Ah, my dear Lineartronic CVT. You're the crux of my emotional conflict. Just a year ago I was lauding my long-term Mazda CX-5's six-speed automatic. That 'box was a spectacular upgrade from the CVT bolted into my previous Nissan Juke SL that was loud, obnoxious, and almost unbearable.

It is precisely why I relished wringing out my CX-5's 2.0 liter. I luxuriated in the brief, discernible lulls between gears. Downshifts via the manual mode brought me happiness. Going wide-open throttle didn't sound like I was stepping on a sack of kittens. Living with another CVT was the last thing I ever wanted.

Then the Forester arrived. I told myself that I'd give its Lineartronic CVT a chance. I had sampled it before but hadn't spent any extensive time with it. I anticipated a mechanical din polluting my otherwise peaceful cabin. I already lusted for a "manual" shift. I yearned for a tachometer needle that religiously rose then freefell, not lingered then listlessly waned.

Weeks and months passed. More 20,000 miles show on my odometer. And so far, my fears were unfounded. My lack grievance with the CVT is as shocking as the buttery smoothness with which it operates. It has gained my utmost admiration.

The Forester's CVT is the antithesis of the Juke's: quiet, calm, and mostly unnoticeable in the real world. Then again, the Juke's was constructed almost five years ago, and engineered well before that -- eons in the technologically progressive car world.

There's no drawn-out, loud humming emanating from the floor at each toe tip-in. Power consistently arrives whenever I summon it. Subaru says having pulleys arranged vertically (or linearly, hence its name), rather than side by side (as in other CVTs) benefits comfort and power application. I have to agree.

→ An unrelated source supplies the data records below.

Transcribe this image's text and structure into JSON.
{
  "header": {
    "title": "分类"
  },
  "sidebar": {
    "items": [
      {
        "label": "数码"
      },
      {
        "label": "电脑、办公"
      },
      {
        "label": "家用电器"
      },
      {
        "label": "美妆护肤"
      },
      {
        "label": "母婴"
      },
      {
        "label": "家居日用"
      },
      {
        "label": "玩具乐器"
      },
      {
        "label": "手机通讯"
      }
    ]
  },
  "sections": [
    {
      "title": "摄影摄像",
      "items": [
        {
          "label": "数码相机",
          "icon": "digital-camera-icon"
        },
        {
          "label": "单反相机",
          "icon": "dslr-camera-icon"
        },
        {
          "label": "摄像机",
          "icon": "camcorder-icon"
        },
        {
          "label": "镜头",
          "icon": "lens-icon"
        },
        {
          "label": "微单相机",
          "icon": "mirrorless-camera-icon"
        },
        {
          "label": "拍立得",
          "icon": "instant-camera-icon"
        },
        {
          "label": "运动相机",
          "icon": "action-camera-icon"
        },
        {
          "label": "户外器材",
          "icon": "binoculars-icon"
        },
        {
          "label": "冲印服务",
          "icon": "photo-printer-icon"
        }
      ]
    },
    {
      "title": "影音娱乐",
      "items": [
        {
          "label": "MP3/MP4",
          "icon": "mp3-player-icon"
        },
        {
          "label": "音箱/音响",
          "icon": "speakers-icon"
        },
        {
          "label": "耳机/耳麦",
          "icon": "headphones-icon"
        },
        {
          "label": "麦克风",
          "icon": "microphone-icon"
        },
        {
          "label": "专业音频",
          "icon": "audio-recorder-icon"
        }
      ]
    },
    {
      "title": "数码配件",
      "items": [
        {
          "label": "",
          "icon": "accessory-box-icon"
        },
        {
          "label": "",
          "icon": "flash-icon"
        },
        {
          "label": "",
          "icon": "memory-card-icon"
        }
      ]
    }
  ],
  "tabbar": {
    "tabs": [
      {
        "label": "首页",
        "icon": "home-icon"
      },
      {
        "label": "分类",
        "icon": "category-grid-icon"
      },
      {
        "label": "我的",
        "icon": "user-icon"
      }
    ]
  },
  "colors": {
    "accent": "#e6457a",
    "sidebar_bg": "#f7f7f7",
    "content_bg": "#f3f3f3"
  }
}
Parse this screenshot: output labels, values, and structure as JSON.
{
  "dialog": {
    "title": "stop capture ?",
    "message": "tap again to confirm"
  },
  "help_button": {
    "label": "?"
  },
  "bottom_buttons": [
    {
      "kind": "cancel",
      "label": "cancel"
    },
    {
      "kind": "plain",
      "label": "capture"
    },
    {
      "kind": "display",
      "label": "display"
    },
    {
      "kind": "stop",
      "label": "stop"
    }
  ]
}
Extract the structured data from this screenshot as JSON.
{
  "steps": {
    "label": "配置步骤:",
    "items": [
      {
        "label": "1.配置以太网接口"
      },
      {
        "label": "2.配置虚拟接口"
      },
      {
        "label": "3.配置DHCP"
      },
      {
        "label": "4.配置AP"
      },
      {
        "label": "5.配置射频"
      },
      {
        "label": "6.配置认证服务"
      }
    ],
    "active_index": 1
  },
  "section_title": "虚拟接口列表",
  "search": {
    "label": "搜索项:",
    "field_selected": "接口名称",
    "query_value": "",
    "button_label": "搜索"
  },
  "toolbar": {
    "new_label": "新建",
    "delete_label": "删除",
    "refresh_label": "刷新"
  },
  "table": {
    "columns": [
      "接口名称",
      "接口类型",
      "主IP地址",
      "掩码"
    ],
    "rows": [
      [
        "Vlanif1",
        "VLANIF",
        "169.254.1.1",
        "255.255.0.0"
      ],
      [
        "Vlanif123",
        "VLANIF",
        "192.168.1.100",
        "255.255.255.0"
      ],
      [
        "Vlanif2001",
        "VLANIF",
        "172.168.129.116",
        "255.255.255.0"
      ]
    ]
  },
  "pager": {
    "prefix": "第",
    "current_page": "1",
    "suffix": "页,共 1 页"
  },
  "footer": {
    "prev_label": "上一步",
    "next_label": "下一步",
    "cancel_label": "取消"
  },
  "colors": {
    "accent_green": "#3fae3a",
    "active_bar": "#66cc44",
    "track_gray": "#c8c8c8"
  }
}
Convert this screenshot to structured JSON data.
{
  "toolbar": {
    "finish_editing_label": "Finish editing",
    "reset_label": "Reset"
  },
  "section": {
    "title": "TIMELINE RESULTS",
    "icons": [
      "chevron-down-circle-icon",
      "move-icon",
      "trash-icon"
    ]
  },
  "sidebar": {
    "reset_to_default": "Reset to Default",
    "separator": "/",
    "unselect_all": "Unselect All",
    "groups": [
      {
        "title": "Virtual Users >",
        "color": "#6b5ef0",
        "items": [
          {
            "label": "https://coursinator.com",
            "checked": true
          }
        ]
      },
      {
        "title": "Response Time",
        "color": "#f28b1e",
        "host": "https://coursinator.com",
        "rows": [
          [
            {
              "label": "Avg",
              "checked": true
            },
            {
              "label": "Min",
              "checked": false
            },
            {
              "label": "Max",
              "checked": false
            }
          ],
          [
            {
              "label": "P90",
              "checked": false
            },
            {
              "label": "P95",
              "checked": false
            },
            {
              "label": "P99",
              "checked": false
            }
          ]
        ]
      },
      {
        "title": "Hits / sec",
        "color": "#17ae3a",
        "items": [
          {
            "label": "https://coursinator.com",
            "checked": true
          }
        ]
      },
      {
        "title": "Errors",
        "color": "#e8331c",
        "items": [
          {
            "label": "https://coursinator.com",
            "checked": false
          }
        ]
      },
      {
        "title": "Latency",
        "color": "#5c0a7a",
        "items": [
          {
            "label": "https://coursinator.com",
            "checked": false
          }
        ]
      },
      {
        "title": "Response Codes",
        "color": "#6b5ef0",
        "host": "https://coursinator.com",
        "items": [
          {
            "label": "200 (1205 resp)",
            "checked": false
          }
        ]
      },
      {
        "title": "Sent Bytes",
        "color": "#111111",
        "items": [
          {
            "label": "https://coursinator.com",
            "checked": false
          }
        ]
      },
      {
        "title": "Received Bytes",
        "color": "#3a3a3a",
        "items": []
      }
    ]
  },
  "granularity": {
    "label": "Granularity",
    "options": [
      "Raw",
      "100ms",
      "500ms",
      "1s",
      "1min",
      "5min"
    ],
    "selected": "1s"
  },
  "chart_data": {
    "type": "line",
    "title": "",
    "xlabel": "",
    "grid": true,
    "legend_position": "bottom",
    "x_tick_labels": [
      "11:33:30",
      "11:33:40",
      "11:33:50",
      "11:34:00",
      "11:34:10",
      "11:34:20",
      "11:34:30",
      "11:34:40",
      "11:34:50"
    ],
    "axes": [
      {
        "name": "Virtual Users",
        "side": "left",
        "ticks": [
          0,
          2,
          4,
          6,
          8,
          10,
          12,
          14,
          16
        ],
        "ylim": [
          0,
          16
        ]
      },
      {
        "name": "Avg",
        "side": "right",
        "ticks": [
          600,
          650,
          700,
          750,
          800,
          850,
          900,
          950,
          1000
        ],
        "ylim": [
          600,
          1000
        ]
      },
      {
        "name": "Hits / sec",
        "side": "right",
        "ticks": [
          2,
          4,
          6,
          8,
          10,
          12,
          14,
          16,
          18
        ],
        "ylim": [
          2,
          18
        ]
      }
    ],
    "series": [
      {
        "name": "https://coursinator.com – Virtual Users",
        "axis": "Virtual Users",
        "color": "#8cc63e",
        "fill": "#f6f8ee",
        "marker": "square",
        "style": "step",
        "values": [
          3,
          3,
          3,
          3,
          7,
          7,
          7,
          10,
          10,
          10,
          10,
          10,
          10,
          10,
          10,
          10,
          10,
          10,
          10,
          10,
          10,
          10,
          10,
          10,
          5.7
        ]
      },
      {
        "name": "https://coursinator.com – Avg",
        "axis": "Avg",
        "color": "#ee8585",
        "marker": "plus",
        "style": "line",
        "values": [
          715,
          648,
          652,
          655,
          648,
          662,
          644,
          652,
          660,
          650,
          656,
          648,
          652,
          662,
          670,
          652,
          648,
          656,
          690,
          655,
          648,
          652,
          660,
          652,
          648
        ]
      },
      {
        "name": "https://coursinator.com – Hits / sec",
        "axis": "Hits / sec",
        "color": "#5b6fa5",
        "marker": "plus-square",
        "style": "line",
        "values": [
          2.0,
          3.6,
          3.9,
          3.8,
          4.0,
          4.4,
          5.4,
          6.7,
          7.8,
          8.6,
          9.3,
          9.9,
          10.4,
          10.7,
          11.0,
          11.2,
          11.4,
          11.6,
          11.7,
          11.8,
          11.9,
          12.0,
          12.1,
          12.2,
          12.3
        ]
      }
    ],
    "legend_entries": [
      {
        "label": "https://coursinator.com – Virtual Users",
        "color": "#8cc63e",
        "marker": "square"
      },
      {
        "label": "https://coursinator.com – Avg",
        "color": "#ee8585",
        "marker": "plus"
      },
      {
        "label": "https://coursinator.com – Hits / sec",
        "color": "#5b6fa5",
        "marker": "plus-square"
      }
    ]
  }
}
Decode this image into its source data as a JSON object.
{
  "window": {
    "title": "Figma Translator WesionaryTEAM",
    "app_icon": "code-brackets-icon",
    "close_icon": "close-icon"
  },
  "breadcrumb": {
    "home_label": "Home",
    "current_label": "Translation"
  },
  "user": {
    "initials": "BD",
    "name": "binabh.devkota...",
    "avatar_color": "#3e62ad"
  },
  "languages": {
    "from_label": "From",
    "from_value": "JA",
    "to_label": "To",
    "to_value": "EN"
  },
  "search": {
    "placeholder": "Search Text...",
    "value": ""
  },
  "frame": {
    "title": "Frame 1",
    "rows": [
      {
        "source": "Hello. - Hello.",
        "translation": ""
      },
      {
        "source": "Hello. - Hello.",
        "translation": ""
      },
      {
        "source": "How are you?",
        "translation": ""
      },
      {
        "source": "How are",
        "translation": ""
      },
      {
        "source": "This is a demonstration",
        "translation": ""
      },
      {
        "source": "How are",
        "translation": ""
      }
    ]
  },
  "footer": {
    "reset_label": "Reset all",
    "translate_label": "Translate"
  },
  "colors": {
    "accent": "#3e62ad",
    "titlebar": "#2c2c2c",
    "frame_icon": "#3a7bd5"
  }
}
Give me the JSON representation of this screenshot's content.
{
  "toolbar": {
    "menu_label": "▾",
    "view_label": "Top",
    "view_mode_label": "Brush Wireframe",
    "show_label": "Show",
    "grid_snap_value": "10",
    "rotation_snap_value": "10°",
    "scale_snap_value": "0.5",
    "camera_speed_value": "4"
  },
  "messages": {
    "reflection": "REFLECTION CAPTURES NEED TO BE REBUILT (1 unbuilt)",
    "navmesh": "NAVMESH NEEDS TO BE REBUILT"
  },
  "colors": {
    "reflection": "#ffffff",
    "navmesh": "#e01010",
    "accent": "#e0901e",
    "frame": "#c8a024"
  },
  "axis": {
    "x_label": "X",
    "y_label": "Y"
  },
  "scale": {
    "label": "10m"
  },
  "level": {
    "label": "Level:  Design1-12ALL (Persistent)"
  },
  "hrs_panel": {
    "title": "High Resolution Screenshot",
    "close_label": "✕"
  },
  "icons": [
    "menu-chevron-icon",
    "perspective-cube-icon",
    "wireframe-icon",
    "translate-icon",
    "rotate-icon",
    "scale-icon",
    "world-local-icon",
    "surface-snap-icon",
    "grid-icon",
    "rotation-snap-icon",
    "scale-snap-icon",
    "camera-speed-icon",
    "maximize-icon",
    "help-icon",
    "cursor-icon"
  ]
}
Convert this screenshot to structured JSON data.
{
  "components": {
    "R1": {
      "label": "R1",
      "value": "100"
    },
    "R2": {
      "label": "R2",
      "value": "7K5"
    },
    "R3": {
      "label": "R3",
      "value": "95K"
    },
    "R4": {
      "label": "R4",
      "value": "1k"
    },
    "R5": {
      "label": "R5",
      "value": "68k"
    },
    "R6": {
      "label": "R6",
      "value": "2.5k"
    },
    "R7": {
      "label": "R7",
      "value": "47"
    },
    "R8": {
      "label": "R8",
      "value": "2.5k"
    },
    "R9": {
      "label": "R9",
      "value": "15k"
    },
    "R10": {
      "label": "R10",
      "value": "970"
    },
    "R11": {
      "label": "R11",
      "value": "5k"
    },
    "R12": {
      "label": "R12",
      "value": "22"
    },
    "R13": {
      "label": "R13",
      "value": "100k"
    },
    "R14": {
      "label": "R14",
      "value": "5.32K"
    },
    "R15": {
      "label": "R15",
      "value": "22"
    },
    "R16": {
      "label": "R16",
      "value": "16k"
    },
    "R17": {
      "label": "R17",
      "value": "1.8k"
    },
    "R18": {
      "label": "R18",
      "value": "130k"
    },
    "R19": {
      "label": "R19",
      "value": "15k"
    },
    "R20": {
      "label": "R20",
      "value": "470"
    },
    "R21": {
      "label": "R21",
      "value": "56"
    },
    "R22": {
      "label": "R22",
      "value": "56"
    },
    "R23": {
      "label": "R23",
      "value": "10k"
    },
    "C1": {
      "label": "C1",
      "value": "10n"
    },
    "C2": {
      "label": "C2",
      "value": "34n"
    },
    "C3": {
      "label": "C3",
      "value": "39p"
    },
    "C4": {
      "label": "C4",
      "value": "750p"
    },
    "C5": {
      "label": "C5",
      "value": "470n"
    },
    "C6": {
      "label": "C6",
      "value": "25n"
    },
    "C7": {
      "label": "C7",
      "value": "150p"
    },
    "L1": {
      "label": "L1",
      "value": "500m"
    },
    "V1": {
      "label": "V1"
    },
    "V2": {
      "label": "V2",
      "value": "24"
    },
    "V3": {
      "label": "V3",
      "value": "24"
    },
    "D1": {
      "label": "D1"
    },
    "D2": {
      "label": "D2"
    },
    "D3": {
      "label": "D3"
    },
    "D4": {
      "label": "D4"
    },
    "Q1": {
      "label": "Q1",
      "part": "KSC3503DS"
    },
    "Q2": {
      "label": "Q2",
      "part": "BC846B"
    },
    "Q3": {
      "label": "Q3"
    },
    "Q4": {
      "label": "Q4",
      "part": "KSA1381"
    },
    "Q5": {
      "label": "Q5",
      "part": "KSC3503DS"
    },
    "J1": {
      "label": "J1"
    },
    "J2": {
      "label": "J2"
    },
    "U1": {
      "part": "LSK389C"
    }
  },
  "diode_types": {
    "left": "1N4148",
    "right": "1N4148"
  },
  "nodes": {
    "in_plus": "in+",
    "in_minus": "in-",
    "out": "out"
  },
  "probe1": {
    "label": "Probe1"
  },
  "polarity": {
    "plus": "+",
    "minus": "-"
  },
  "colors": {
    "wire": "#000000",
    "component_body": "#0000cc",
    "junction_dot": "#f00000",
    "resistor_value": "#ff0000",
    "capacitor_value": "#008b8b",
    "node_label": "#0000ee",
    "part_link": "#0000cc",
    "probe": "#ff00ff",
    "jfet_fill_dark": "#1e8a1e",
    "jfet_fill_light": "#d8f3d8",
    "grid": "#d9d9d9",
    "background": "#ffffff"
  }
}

I could, however, use paddles behind my steering wheel. When I crave entertainment, I sometimes fan an imaginary pair constructed of the finest of carbon titanium weave extant, a la the bodywork worn by Pagani's Huayra. Paddles would add a cool fun factor to the Forester's already well-rounded driving experience. They wouldn't be a difficult addition. Engineers currently outfit the pricier, faster, more powerful turbocharged 2.0-liter Forester with them -- regular plastic ones, not my imaginary Pagani Huayra editions. It even gets eight faux gears to play with.

While the orchestration of driver input, engine speed, and gear engagement is a beautiful thing to experience, so too is a well-crafted article of engineering that performs its intended function with unnoticeable adeptness. Yup, you're quite alright, Lineartronic.